Je les respecte, ils sont dieux sur la terre ;
Mais ne les faut de trop près regarder :
Sage mortel doit toujours se garder
De ces gens-là qui portent le tonnerre.
Partant, vilain, retournez vers le roi ;
Dites-lui fort que je le remercie
De son logis ; c’est trop d’honneur pour moi ;
Il ne me faut tant de cérémonie :
Je suis content de mon bouge ; et les dieux
Dans mon taudis m’ont fait un sort tranquille :
Mes biens sont purs, mon sommeil est facile.
J’ai le repos ; les rois n’ont rien de mieux. »
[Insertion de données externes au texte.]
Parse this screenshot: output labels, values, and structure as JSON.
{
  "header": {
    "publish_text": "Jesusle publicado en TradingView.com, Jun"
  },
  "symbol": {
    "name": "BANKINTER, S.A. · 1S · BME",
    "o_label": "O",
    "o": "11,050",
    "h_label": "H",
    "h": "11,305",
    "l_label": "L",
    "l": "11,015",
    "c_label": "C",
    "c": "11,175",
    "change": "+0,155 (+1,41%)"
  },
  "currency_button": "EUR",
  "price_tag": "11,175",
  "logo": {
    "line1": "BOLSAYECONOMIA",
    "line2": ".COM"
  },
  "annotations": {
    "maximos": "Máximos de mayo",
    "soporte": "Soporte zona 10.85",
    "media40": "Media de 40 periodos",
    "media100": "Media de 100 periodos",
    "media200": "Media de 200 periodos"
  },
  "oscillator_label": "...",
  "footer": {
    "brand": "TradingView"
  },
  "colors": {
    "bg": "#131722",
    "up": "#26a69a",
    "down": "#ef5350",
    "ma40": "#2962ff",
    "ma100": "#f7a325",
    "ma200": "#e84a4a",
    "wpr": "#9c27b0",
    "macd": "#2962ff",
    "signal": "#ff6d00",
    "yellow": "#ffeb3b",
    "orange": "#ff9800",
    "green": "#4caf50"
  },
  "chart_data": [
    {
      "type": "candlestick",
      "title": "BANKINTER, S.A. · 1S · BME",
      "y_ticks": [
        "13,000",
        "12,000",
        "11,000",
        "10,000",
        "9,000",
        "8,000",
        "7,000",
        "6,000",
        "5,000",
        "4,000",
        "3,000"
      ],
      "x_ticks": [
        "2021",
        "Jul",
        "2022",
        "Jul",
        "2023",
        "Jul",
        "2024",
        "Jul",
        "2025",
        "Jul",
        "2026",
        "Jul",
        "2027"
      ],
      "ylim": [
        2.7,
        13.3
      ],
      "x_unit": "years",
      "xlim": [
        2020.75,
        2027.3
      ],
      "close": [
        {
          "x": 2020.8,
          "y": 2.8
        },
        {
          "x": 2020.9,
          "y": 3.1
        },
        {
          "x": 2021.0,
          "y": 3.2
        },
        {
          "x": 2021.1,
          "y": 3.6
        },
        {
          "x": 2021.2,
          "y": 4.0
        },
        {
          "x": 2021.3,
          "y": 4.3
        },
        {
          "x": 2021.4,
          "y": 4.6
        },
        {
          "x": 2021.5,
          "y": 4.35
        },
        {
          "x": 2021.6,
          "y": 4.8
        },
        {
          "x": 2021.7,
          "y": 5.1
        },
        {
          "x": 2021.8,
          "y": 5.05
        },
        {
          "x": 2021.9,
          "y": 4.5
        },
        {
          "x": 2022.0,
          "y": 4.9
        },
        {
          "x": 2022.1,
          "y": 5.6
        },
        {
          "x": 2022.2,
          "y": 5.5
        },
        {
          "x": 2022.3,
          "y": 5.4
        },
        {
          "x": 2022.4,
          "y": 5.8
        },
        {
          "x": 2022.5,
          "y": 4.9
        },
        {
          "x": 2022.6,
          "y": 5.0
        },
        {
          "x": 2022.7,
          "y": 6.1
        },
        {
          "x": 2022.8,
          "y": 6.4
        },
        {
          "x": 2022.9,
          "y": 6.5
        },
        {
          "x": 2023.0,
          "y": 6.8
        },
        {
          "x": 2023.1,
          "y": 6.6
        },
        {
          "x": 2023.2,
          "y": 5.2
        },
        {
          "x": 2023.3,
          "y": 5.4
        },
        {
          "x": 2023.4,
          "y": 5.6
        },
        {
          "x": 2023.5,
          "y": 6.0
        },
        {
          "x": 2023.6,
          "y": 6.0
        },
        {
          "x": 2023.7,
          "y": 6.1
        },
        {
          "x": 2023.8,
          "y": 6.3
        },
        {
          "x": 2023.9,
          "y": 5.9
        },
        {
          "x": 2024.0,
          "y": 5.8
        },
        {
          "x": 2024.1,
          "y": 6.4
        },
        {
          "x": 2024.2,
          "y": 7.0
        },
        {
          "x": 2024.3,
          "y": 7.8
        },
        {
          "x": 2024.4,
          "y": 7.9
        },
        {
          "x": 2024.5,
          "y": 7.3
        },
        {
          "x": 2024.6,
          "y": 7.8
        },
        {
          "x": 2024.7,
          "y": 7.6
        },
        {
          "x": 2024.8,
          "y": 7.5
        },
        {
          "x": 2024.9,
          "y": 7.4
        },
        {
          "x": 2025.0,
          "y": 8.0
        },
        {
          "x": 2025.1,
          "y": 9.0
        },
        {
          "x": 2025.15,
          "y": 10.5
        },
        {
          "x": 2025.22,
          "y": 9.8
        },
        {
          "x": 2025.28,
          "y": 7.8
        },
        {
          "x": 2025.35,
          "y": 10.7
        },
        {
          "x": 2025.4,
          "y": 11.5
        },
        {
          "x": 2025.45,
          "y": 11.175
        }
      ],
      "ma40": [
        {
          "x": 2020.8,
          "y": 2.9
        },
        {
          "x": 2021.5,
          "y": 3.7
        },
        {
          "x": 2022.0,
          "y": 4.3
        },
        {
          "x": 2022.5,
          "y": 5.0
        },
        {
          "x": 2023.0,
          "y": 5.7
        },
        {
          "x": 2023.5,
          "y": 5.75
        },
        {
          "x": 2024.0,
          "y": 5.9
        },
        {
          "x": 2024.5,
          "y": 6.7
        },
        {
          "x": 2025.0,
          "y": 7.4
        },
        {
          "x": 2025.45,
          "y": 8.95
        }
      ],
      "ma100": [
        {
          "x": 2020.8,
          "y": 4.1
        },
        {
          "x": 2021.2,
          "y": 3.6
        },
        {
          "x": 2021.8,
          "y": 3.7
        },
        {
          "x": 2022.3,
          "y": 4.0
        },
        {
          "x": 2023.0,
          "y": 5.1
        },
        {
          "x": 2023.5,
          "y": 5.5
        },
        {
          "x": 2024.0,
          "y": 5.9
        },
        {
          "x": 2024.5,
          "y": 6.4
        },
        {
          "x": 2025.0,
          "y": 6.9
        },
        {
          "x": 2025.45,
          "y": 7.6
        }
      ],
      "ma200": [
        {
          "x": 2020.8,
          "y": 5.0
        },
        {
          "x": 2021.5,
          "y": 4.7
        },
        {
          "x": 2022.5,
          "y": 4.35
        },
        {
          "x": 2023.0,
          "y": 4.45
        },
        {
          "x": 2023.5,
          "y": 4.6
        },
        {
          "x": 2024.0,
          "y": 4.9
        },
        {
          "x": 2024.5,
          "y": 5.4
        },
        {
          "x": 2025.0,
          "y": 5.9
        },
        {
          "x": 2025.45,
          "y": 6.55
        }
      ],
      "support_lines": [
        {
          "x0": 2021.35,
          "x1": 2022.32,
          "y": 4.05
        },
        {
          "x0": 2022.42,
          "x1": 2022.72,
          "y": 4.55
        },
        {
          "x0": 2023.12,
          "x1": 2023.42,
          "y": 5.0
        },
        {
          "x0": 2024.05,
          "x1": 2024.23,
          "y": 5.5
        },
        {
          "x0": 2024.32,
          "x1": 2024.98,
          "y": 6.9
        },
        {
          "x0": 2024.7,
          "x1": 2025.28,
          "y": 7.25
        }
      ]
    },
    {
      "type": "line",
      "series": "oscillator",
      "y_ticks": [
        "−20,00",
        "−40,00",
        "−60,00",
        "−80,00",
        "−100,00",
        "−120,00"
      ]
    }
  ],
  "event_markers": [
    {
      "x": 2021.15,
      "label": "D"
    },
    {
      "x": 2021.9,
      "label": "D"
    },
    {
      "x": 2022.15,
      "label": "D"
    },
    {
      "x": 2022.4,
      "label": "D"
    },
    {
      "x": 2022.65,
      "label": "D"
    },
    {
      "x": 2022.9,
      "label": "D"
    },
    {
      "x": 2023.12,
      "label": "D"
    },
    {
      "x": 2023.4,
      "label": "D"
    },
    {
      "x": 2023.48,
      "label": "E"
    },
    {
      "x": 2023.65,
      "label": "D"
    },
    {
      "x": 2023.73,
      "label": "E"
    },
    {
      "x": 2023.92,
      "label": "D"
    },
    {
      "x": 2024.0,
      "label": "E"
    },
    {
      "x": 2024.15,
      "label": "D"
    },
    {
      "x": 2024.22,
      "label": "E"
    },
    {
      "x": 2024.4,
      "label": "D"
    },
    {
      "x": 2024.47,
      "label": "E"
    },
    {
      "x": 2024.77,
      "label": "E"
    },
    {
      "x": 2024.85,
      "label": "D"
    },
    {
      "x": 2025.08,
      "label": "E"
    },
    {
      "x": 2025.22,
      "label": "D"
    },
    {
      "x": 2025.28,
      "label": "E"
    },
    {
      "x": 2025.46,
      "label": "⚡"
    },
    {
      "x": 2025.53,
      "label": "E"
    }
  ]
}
J’eus beau prêcher, et j’eus beau m’en défendre,
Tous ces messieurs, d’un air doux et bénin,
Obligeamment me prirent par la main :
« Allons, mon fils, marchons. » Fallut se rendre,
Fallut partir. Je fus bientôt conduit
En coche clos vers le royal réduit
Que près Saint-Paul ont vu bâtir nos pères
Par Charles Cinq. Ô gens de bien, mes frères.
Que Dieu vous gard’ d’un pareil logement !
J’arrive enfin dans mon appartement.
Certain croquant avec douce manière
Du nouveau gîte exaltait les beautés,
Perfections, aises, commodités.

  1. L’Intimé, dans les Plaideurs, acte II, scène iv, a dit :

    Je m’acquitte assez bien de mon petit emploi. (B.)